(Bloomberg) — Arc, a startup with a deep bench of former SpaceX employees, is entering the fledgling market for electric boats with a $300,000, 475-horsepower pleasure craft.
The Los Angeles-based company plans to have its first model, a sleek speed boat called the Arc One, ready for sale by the end of 2021, after which the company hopes to manufacture limited editions of the craft. Backed by Andreessen Horowitz with participation from Chris Sacca’s Lowercarbon Capital fund, the company has raised $4.25 million in seed funding.
Chief Executive Officer Mitch Lee founded the Arc Boat Co. with his college friend Ryan Cook, who shares a passion for sustainability and nature. Cook and Lee both majored in mechanical engineering at Northwestern University and have been working together since Lee helped recruit Cook to Boeing Co. After Boeing, Cook spent seven years at Elon Musk’s Space Exploration Technologies Corp. where, according to his LinkedIn profile, Cook worked on the first stage of the Falcon 9 rocket. All of Arc’s employees except Lee have a background at SpaceX.
“The amount of carryover between rocket-building and boat-building is actually surprisingly high,” Lee said.
Arc wants to electrify boats “as quickly as possible, because that is good for the world,” Lee said. “I’m solving a problem that I’ve felt myself very dearly, which is that being on a boat is so fun but owning a boat is so painful for so many reasons and it’s awful for the environment.”
The electric boat market remains small, with only some 15,000 vessels sold last year, according to Cambridge-based researcher IDTechEx, but is starting to take off as the technology improves, battery prices fall and consumers increasingly look for more sustainable options. IDTechEx expects the market for electric leisure boats to reach 70,000 shipments per year by the end of the decade and be worth $1.4 billion. Prices will have to come down further, Lee acknowledges, before boats sold by Arc and its peers become more than niche products for wealthy buyers.
Luke Gear, an analyst at IDTechEx, says because policymakers haven’t made the electrification of boats a priority, the nascent market will lag behind the auto sector. “We’re really limited to wealthy enthusiasts who want to pay the extra money to go electric for peace of mind because they care about the environment, but there’s no one forcing anyone to do that. So naturally, you’re not going to see that and have the double-digit growth that’s coming from other sectors.”
Arc’s competitive advantage is battery capacity, according to Lee, a key differentiator because boats require a lot more energy than cars to travel the same distance. Arc models will feature batteries with 200 kilowatt-hours of capacity, compared with about 125 kilowatt-hours or less for other electric pleasure boats, Lee said. The batteries will be built in-house and make possible “the highest performance boat in its class by far.”

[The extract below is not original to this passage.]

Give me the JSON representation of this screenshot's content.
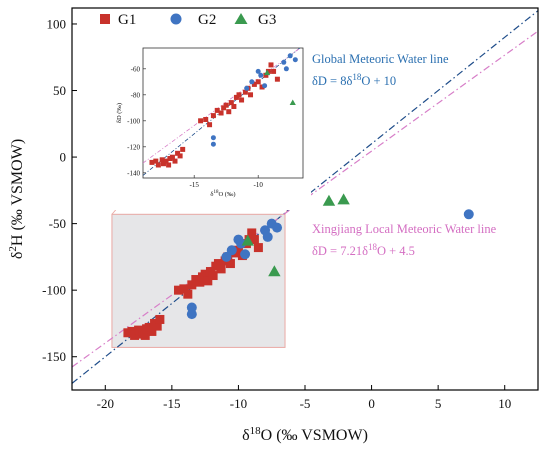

Lee has partly modeled Arc’s approach on the Tesla Inc. blueprint: enter the market with upscale models, produce them at sufficient volumes to cover research and development costs and then gradually move down market.
Arc has a flotilla of competition already. In 2019, Swedish startup, XShore launched a similarly priced, all-electric boat and introduced it to the U.S. earlier this year. Orlando, Florida-based Nautique Boat Company Inc. sells similarly priced craft. And publicly listed Vision Marine Technologies, (formerly the Canadian Electric Boat Company) sells a range of battery-powered boats and outboard motors.